HJT is not automatically the right choice. It generally costs more to manufacture, uses more silver (and historically indium) than PERC, and demands careful handling because the thin amorphous layers are sensitive. Whether the efficiency and temperature advantages justify the price depends on roof space, climate, and budget — which is the kind of comparison our product ratings are designed to make objective.


What to check on the datasheet

Independent of the marketing, four numbers tell you most of what you need:

  • Module efficiency (%) at standard test conditions.
  • Temperature coefficient of Pmax (%/°C) — closer to zero is better.
  • Bifaciality factor (%) — only relevant if the back face will see reflected light.
  • Year-one and annual degradation (%), plus the performance-warranty end point.

Those are four of the criteria Solar Analytica scores for every panel — see the methodology for how they're weighted.

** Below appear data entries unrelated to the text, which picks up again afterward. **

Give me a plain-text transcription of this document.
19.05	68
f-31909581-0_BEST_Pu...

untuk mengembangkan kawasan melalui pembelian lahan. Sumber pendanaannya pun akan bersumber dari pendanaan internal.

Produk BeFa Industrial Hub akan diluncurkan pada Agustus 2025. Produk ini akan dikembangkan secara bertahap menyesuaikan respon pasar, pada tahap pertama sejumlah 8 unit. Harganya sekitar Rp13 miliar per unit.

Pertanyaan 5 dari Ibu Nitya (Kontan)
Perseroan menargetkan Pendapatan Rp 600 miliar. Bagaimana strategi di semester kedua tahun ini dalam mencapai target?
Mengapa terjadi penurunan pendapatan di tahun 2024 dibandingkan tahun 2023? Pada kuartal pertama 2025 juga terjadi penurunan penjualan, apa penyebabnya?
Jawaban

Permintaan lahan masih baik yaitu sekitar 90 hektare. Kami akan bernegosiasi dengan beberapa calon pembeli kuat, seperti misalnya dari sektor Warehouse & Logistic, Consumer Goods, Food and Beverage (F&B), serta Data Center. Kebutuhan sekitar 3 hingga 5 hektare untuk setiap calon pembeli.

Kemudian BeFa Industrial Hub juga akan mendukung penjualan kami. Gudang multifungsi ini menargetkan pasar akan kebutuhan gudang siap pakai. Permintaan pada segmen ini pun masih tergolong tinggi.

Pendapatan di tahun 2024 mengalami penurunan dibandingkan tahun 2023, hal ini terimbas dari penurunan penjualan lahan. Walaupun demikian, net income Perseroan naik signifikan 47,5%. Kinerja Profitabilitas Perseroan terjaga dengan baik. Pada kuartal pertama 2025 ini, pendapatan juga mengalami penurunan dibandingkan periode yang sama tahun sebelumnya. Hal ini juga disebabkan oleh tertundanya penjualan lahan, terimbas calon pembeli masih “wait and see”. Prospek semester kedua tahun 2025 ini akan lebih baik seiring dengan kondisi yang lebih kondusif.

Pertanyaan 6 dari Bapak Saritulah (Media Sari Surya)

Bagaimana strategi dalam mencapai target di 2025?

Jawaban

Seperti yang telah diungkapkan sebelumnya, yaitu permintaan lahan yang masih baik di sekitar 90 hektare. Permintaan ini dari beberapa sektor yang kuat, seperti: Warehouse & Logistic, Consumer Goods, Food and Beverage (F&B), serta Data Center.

New to the jargon? Browse the solar glossary.

Good to know

Frequently asked

What makes an HJT cell different from PERC and TOPCon?
HJT and TOPCon are both next-generation passivated-contact approaches displacing PERC. HJT is built around a silicon wafer sandwiched between ultra-thin amorphous-silicon layers that passivate the surfaces. Compared with PERC it commonly reaches higher module efficiency, has a lower (better) temperature coefficient, a higher bifaciality factor, and is largely free of the light-induced degradation that affected early PERC.
Why does HJT tend to perform well in the real world?
Its low temperature coefficient means the array holds onto more of its rated power on hot afternoons when panels are hottest, and its strong low-light response means it starts earlier and finishes later in the day. Combined with high bifaciality on reflective surfaces, these traits raise real-world yield relative to the nameplate rating.
Which datasheet numbers matter most for an HJT panel?
Four numbers tell you most of what you need: module efficiency at standard test conditions, the temperature coefficient of Pmax (closer to zero is better), the bifaciality factor (only relevant if the back face will see reflected light), and the year-one and annual degradation figures along with the performance-warranty end point.